After the scorched pillow had exploded in a snowstorm of feathers, Ruso had abandoned firefighting and dragged his burning mattress into the street. Yelling for help, he then rushed back into the house. Dogs raced around barking and yelping as he stamped out the wisps of burning straw the mattress had scattered in his wake. He wrenched open Valens's door, shouting into the darkness for him to get up and finally thumping him only to find his fist landing on an empty bed. As he ran back into the hall there was a commotion outside. Relieved, he hurried to greet the night watch and was hit in the face by a shock of cold water. Six men clutching buckets then stampeded past him into the house and proceeded to fling water around his bedroom in a manner that suggested they were enjoying themselves while he fought his way through them, desperate to save his books. Despite turning his bedroom into a swamp, the watch captain then insisted the house be abandoned for the night in case the fire should break out again.

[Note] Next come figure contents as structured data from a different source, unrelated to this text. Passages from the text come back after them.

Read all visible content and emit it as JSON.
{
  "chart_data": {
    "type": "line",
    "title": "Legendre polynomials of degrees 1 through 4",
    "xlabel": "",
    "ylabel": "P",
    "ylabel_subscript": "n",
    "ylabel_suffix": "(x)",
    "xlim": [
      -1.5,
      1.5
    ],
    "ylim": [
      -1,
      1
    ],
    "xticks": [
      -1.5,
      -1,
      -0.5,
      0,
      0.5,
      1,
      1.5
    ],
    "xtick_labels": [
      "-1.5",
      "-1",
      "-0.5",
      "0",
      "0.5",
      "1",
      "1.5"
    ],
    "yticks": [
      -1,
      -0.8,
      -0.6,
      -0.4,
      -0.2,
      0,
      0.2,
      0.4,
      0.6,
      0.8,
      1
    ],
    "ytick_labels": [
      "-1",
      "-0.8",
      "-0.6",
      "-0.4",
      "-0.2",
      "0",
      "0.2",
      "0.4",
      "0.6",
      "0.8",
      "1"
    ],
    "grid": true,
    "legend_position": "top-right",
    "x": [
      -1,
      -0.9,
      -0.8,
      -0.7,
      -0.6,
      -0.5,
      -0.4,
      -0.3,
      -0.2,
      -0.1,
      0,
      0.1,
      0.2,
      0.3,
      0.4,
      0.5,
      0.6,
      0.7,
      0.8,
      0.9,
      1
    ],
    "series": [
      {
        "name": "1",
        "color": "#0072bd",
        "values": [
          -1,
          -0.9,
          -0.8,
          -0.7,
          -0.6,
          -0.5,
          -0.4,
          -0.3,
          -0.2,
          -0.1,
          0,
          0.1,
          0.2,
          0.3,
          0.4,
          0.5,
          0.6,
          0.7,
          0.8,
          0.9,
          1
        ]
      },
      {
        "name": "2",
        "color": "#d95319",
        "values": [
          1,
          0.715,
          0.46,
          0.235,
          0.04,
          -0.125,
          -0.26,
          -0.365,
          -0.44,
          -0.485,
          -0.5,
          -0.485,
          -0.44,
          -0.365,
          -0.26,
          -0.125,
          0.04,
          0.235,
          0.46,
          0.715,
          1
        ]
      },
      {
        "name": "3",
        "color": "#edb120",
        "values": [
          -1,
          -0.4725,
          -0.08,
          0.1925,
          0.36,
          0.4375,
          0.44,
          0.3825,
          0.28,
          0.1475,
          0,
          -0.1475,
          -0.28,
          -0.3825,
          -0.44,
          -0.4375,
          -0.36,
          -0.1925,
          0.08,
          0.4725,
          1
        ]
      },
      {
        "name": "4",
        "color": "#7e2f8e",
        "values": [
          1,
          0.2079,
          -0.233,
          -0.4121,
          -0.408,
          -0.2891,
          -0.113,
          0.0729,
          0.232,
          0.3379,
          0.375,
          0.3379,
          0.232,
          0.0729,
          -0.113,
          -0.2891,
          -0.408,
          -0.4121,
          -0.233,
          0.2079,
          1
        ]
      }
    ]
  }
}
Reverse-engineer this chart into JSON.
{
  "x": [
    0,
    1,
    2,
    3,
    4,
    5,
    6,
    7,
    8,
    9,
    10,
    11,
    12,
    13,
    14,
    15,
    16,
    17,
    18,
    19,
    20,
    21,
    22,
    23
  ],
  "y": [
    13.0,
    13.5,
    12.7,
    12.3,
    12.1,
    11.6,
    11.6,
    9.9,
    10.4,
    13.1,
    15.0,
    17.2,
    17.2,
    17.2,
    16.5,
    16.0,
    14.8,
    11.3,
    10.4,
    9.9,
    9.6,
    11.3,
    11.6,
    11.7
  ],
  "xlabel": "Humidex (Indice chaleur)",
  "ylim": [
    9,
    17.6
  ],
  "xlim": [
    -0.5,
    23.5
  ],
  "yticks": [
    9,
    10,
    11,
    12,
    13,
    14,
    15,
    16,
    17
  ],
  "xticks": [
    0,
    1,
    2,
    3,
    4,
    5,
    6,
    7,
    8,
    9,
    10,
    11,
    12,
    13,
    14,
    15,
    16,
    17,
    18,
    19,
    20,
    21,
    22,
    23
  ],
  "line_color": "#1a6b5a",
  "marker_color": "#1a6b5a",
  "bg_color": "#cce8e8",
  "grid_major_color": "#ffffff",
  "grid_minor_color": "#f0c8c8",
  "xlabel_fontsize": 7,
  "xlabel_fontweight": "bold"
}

"Well," said Valens as he and Ruso made their way to the hospital later, lugging as many of their valuables as they could carry, "it's a shame about the stink, but at least you managed to save most of the stuff. And your very fine self, of course."
"I can't understand it," confessed Ruso. "I went to bed as usual.."
"Ah well, it's easily done. And you have been rather busy lately, what with all your women."
"But I didn't leave anything burning!"
They stepped inside the hospital entrance hall, returned the greeting o? the surprised night porter, and paused to nod to Aesculapius. Over the sound of their boots in the empty corridor Valens said, "You'll have to take back everything you said about dogs, you know."